Vowing to put people back into the political equation, Cranston looked around for a major moneybags to fund the project. He found him, alas, in the person of Charles Keating, owner of Arizona’s Lincoln Savings, a longtime foe of abortion and pornography. When a liberal Democrat takes a check from the likes of Charles Keating — and Cranston took nearly $1 million worth of checks — there is always a price to be paid. In this instance, the bill came due in 1987, when Cranston, along with four other senators, asked the Federal Home Loan Bank Board to ease up on Keating so he could continue his desperate financing schemes (which included selling over $200 million in worthless bonds to unsuspecting seniors). Cranston didn‘t know about the flagrant criminality of Keating’s enterprise, but he surely knew this was very bad money that he was putting to a very good cause. Alan Cranston‘s solicitation of funds from Charles Keating was one of the more purely Faustian moments in modern American politics.

Cranston always played the most hardball politics around. Four years before he was elected to the Senate, he entered and lost the 1964 senatorial primary to Pierre Salinger, John Kennedy’s former press secretary, who then lost in the general election to GOP song-and-dance man George Murphy. The presumed Democratic front-runner had been state Attorney General Stanley Mosk, but Mosk had mysteriously dropped out of the race that spring. Thirty years later, in a 1994 cover story in the Weekly, Charles Rappleye and David Robb reported that Mosk‘s sudden exit was the direct consequence of an extramarital affair he’d been having with a young woman deeply involved in the world of organized crime. A political operative for Governor Pat Brown (a Cranston ally) had endeavored to document this relationship, and William Parker‘s LAPD had reportedly come into possession of compromising photos of Mosk and the young woman. Two sources — one of them a prominent Democratic newspaper publisher — told the Weekly that Cranston had shown them those photos in the spring of ’64 in an effort to get Mosk to drop from the race. Cranston said their memory was playing tricks on them. (Brown then appointed Mosk to the California Supreme Court, where he serves to this day, at age 89, as one of the most distinguished liberal jurists in the nation.)

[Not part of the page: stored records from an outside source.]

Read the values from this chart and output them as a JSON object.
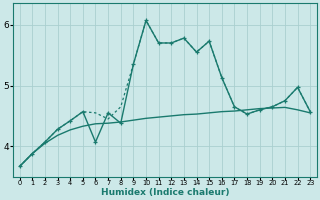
{
  "xlabel": "Humidex (Indice chaleur)",
  "xlim": [
    -0.5,
    23.5
  ],
  "ylim": [
    3.5,
    6.35
  ],
  "yticks": [
    4,
    5,
    6
  ],
  "xticks": [
    0,
    1,
    2,
    3,
    4,
    5,
    6,
    7,
    8,
    9,
    10,
    11,
    12,
    13,
    14,
    15,
    16,
    17,
    18,
    19,
    20,
    21,
    22,
    23
  ],
  "bg_color": "#cce8e8",
  "grid_color": "#aacfcf",
  "line_color": "#1a7a6e",
  "solid_marker_x": [
    0,
    1,
    2,
    3,
    4,
    5,
    6,
    7,
    8,
    9,
    10,
    11,
    12,
    13,
    14,
    15,
    16,
    17,
    18,
    19,
    20,
    21,
    22,
    23
  ],
  "solid_marker_y": [
    3.67,
    3.88,
    4.07,
    4.28,
    4.42,
    4.57,
    4.07,
    4.55,
    4.38,
    5.35,
    6.07,
    5.7,
    5.7,
    5.78,
    5.55,
    5.73,
    5.13,
    4.65,
    4.53,
    4.6,
    4.65,
    4.75,
    4.97,
    4.57
  ],
  "dotted_x": [
    0,
    1,
    2,
    3,
    4,
    5,
    6,
    7,
    8,
    9,
    10,
    11,
    12,
    13,
    14,
    15,
    16,
    17,
    18,
    19,
    20,
    21,
    22,
    23
  ],
  "dotted_y": [
    3.67,
    3.88,
    4.07,
    4.28,
    4.42,
    4.57,
    4.55,
    4.45,
    4.65,
    5.35,
    6.07,
    5.7,
    5.7,
    5.78,
    5.55,
    5.73,
    5.13,
    4.65,
    4.53,
    4.6,
    4.65,
    4.75,
    4.97,
    4.57
  ],
  "smooth_x": [
    0,
    1,
    2,
    3,
    4,
    5,
    6,
    7,
    8,
    9,
    10,
    11,
    12,
    13,
    14,
    15,
    16,
    17,
    18,
    19,
    20,
    21,
    22,
    23
  ],
  "smooth_y": [
    3.67,
    3.88,
    4.05,
    4.18,
    4.27,
    4.33,
    4.37,
    4.38,
    4.4,
    4.43,
    4.46,
    4.48,
    4.5,
    4.52,
    4.53,
    4.55,
    4.57,
    4.58,
    4.6,
    4.62,
    4.63,
    4.64,
    4.6,
    4.55
  ]
}
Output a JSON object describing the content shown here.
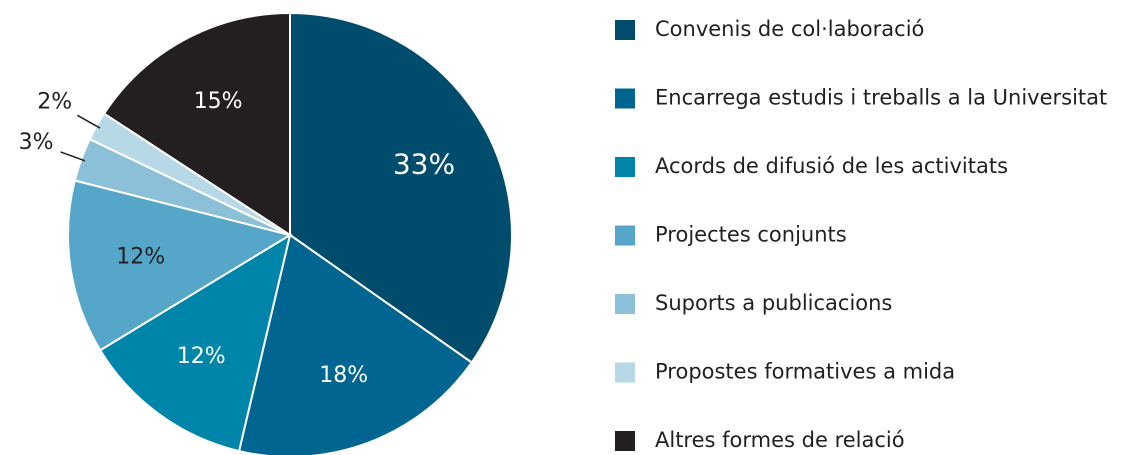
{
  "chart_data": {
    "type": "pie",
    "categories": [
      "Convenis de col·laboració",
      "Encarrega estudis i treballs a la Universitat",
      "Acords de difusió de les activitats",
      "Projectes conjunts",
      "Suports a publicacions",
      "Propostes formatives a mida",
      "Altres formes de relació"
    ],
    "values": [
      33,
      18,
      12,
      12,
      3,
      2,
      15
    ],
    "value_labels": [
      "33%",
      "18%",
      "12%",
      "12%",
      "3%",
      "2%",
      "15%"
    ],
    "colors": [
      "#004c6d",
      "#006691",
      "#0085aa",
      "#55a6c8",
      "#8cc0d8",
      "#b7d8e6",
      "#231f20"
    ],
    "legend": "right"
  }
}
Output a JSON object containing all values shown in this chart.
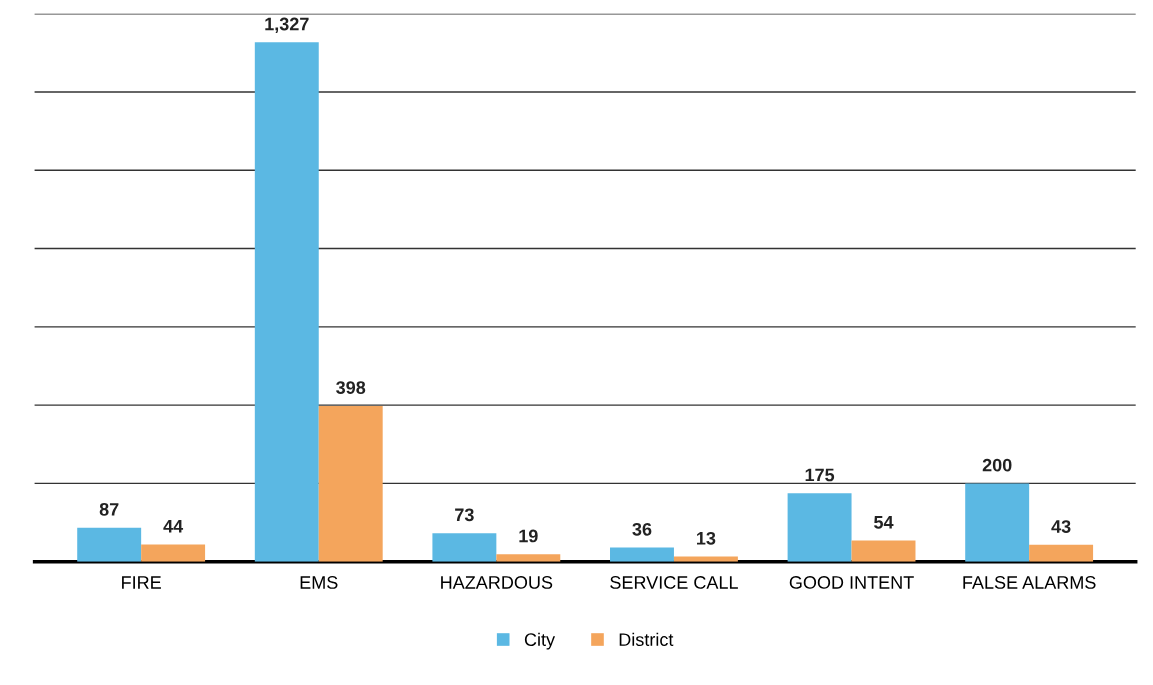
{
  "chart_data": {
    "type": "bar",
    "categories": [
      "FIRE",
      "EMS",
      "HAZARDOUS",
      "SERVICE CALL",
      "GOOD INTENT",
      "FALSE ALARMS"
    ],
    "series": [
      {
        "name": "City",
        "color": "#5bb8e3",
        "values": [
          87,
          1327,
          73,
          36,
          175,
          200
        ],
        "value_labels": [
          "87",
          "1,327",
          "73",
          "36",
          "175",
          "200"
        ]
      },
      {
        "name": "District",
        "color": "#f4a55c",
        "values": [
          44,
          398,
          19,
          13,
          54,
          43
        ],
        "value_labels": [
          "44",
          "398",
          "19",
          "13",
          "54",
          "43"
        ]
      }
    ],
    "ylim": [
      0,
      1400
    ],
    "yticks": [
      {
        "value": 0,
        "label": null
      },
      {
        "value": 200,
        "label": null
      },
      {
        "value": 400,
        "label": null
      },
      {
        "value": 600,
        "label": null
      },
      {
        "value": 800,
        "label": null
      },
      {
        "value": 1000,
        "label": null
      },
      {
        "value": 1200,
        "label": null
      },
      {
        "value": 1400,
        "label": null
      }
    ],
    "tick_labels": "x",
    "grid": "y",
    "legend": "bottom"
  }
}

In the case of Charles Keating, however, the allegations against Cranston came sooner and with a good deal more fanfare. Reprimanded by his colleagues in 1991 for ”an impermissible pattern of conduct,“ Cranston did not seek re-election two years later.

In the eight years since he left office, Cranston‘s understanding of the dynamics of California politics has been totally borne out. The Democrats have established themselves the state’s majority party over the past half-decade, in large part due to the establishment of the very kind of ongoing field operation he and Ganz had tried to put in place a decade earlier. (Today‘s operation is the handiwork of the state’s new-model, Latino-led labor movement.) The importance of money, of course, has been magnified as well. The vast sums that Cranston raised from the state‘s leading industries have been dwarfed by the amounts that Dianne Feinstein, Gray Davis and Barbara Boxer have amassed to stay in office. Lincoln Savings has given way to the Lincoln Bedroom. The price of doing good has continued to rise.

In a way, it was a blessing that Cranston was able to devote his last years to organizing quietly, efficiently, to rebuild the movement against nuclear weapons. His years in power, when he crusaded, successfully, to stop the Vietnam War and to preserve the California desert, came at a steep price to his reputation and his honor. His years before and after power, when he crusaded in vain for world government and disarmament, have no such taint. More than any other single figure I can think of, he came to personify the Democratic Party at its most principled — and its most indentured.